Secure remains committed to operational excellence and positioning itself for growth in the environmental waste management infrastructure and energy infrastructure markets. Secure thanks its customers and its employees for their exceptional effort every day making Canada a global environment, social and governance (ESG) leader.

Financial statements and MD&A

The corporation's consolidated financial statements and notes thereto and management's discussion and analysis for the three and six months ended June 30, 2023, and 2022, are available on Secure's website and on SEDAR.

Second quarter 2023 conference call

Secure will host a conference call Thursday, July 27, 2023, at 9 a.m. MST to discuss the second quarter results.

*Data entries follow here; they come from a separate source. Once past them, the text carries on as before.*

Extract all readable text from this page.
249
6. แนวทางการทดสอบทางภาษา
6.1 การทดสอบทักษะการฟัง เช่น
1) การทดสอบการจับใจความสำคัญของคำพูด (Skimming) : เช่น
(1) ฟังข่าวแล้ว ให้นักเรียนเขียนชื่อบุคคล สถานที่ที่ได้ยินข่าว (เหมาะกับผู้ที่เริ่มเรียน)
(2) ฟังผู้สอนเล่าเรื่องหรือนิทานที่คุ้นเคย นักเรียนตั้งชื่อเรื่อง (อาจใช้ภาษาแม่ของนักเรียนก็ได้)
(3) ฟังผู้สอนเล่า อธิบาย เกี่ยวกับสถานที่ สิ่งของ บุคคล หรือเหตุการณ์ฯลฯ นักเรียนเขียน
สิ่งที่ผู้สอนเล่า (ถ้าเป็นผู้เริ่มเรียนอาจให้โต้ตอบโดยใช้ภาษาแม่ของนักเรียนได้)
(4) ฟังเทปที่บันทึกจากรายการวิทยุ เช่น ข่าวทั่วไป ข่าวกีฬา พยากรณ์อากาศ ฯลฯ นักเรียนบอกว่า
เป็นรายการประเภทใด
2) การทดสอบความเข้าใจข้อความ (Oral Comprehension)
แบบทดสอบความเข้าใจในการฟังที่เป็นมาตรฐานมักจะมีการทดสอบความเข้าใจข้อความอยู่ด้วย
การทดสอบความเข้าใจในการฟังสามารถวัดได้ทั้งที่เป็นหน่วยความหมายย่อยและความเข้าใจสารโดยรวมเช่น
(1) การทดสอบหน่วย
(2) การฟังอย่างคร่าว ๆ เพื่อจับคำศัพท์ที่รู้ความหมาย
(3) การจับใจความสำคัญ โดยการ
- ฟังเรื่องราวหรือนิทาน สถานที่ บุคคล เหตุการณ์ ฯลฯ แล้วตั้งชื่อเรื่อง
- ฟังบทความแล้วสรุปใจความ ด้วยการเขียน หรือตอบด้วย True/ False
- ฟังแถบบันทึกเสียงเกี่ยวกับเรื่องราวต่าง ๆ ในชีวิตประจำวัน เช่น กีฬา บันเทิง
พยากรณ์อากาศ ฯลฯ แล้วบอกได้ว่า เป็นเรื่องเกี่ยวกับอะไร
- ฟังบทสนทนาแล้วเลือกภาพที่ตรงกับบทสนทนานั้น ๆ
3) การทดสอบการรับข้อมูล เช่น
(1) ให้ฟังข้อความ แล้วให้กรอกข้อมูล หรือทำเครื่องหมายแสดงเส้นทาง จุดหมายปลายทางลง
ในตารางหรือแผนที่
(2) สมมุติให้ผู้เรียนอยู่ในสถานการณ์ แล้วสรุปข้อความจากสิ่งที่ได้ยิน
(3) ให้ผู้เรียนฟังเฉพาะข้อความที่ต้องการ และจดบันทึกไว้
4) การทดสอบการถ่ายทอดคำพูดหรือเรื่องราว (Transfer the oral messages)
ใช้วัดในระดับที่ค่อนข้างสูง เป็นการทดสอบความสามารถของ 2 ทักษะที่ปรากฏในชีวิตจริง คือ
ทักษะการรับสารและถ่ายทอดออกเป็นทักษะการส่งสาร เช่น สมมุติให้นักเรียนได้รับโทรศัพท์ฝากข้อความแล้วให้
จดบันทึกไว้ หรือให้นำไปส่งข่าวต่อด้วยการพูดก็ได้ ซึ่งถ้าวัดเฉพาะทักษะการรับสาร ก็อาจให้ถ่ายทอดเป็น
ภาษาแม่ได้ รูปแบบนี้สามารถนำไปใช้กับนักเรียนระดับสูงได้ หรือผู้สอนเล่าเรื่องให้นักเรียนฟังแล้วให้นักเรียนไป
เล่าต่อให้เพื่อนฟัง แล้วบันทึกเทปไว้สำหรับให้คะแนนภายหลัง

To participate in the conference call, dial 416-764-8650 or toll free 1-888-664-6383. To access the simultaneous webcast, please visit Secure's website. For those unable to listen to the live call, a taped broadcast will be available on Secure's website and, until midnight MST on Thursday, Aug. 3, 2023, by dialling 1-888-390-0541 and using the pass code 249248.

About Secure Energy Services Inc.

Secure is a leading environmental and energy infrastructure business headquartered in Calgary, Alta. The corporation's extensive infrastructure network located throughout Western Canada and North Dakota includes waste processing and transfer facilities, industrial landfills, metal recycling facilities, crude oil and water gathering pipelines, crude oil terminals, and storage facilities. Through this infrastructure network, the corporation carries out its principal business operations, including the processing, recovery, recycling and disposal of waste streams generated by its energy and industrial customers and gathering, optimization, terminalling and storage of crude oil and natural gas liquids. The solutions the corporation provides are designed not only to help reduce costs, but also lower emissions, increase safety, manage water, recycle byproducts and protect the environment.